The plaintiff in the case tried in Carmel last month, identified in court documents as MK, and others described Doig as a serial predator who assaulted them in the girls’ dormitory and horse barn. According to MK, within weeks of arriving in 1966 with her horse, older girls warned new arrivals to “watch out” for Doig, who often “stunk like booze.”
One month into the stay, as she lay in bed, Doig entered the dormitory and grabbed her breasts, said MK, who was 10. The incident began three years of abuse. Doig often cornered her in the horse barn, said MK, and sometimes hid in a closet to watch girls undress in the dorm.
A girl and her parents reported Doig to Ross, who “called the victim a liar and did nothing to investigate Doig,” according to MK’s lawsuit, and also ignored reports from other girls. MK claimed many female students were beaten after making accusations against Doig.
In its defense, Green Chimneys said it no longer has records for Doig or MK. Like St. Basil, it argued there is no evidence that it “knew or should have known” about the abuse or Doig’s “propensity to commit sexual abuse” before MK reported the incidents. Once she did, it said it “undertook proper actions” by transferring Doig from the girls’ dormitory and noted that MK said the abuse stopped. In court last month, a lawyer for Green Chimneys said Ross had fired Doig.
The alleged abusers named in the other cases against Green Chimneys include Ross, who died in 2018, and several former teachers and counselors.
In addition to these cases, three people have sued Putnam County citing the CVA. Judge Victor Grossman dismissed one case by a woman who said she was abused after Putnam sent her as a girl to the St. Anne Institute, a residential program in Albany. Grossman said the plaintiff failed to prove St. Anne should have known about the abuse, which she never reported.

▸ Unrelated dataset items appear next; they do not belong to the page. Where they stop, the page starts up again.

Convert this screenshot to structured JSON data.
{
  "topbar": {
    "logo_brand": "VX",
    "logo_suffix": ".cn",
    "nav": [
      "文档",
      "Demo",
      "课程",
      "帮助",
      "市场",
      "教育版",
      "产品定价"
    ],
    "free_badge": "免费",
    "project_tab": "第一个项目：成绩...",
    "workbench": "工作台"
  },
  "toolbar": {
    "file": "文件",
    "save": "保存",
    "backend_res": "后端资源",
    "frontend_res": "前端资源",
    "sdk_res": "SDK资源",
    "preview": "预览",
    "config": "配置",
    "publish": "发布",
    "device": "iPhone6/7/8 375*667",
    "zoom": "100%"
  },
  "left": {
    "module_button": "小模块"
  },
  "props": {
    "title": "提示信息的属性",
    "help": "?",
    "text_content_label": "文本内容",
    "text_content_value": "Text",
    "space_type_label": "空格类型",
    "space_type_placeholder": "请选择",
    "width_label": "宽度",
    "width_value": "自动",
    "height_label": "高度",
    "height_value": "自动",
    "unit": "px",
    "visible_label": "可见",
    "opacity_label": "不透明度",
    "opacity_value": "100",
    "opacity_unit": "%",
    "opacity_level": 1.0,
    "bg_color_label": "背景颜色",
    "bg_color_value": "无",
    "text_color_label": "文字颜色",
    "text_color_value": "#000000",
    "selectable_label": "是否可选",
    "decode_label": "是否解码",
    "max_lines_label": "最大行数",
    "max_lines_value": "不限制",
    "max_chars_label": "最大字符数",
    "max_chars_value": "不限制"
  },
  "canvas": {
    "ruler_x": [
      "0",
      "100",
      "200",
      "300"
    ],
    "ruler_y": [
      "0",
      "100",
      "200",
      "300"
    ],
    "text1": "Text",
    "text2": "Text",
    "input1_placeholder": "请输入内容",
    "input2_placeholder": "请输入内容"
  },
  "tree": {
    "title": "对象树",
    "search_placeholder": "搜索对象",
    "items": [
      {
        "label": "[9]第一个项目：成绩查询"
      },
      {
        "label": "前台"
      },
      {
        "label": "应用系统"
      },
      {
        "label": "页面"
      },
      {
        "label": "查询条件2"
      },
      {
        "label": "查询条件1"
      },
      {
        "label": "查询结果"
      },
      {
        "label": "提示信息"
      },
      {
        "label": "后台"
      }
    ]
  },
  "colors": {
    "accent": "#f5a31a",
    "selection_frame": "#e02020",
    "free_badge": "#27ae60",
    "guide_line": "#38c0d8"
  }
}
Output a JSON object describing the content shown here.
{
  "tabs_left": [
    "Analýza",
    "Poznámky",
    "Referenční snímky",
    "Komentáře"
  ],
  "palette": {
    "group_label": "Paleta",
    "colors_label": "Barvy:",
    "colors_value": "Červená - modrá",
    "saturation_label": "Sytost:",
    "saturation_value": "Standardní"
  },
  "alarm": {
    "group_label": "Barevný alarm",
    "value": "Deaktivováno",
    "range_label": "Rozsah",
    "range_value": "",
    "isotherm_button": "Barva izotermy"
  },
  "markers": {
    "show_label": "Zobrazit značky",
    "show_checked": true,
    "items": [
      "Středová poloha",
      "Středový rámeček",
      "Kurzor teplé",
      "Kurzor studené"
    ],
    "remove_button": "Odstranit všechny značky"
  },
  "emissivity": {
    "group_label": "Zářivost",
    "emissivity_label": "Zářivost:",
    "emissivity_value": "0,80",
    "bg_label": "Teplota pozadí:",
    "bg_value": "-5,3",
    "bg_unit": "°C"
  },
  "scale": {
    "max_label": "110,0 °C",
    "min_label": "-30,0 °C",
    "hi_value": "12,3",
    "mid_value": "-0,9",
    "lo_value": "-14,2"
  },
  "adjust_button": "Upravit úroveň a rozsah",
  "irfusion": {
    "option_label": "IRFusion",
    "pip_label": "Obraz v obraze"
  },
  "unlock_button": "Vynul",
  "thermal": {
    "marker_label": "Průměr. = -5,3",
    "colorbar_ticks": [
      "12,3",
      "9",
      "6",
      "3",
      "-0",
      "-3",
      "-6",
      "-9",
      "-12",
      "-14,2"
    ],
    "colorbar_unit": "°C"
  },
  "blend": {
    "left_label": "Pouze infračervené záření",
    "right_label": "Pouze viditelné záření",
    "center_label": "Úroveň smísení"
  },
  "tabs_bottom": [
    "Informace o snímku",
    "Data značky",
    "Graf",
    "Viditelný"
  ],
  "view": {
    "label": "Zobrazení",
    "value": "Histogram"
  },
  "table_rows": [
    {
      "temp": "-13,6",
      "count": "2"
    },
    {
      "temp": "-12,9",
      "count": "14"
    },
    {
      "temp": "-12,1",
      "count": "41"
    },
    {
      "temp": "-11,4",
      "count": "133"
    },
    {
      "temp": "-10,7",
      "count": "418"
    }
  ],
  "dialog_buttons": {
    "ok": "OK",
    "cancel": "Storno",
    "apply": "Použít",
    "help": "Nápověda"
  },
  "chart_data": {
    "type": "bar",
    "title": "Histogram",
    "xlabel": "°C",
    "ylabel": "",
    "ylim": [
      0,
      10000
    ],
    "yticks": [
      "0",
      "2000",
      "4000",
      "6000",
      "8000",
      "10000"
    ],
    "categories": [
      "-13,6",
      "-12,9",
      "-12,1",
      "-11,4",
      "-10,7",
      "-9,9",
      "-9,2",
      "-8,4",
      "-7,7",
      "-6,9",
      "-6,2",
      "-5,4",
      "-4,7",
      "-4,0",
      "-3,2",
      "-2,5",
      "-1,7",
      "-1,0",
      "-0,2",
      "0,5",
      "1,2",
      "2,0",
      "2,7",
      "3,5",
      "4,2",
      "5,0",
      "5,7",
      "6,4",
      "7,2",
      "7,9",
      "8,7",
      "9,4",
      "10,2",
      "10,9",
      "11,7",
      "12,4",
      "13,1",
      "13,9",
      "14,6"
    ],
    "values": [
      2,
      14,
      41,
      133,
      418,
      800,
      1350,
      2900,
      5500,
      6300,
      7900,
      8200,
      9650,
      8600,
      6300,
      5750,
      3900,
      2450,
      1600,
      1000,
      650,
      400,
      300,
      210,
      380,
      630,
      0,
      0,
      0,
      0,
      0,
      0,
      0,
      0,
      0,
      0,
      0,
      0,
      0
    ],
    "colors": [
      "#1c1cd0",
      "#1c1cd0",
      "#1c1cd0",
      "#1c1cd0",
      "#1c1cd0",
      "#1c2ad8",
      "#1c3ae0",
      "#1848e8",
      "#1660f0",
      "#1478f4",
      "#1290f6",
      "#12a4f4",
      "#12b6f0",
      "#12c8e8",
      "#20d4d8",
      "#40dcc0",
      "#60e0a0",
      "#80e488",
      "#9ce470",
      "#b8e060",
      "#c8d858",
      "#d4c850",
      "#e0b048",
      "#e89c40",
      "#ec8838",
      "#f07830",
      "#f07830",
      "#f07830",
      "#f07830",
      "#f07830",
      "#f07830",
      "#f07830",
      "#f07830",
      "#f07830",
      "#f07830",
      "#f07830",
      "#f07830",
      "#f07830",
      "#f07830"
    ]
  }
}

In a second case, a man alleges that a counselor abused him at Berkshire Farm Center and Services for Youth (now called Together for Youth) in Canaan, New York, where Putnam sent him in 1981, when he was 13.
A third plaintiff said that after Putnam placed him in foster care with a Westchester County couple in 1977, he was abused by their son. That case is on hold because the company that insured Putnam County in the late 1970s is in receivership.
Dutchess County is named in lawsuits alleging abuse at the Children’s Home of Poughkeepsie, the home of a Jehovah’s Witness foster family and a youth program operated by the Archdiocese of New York.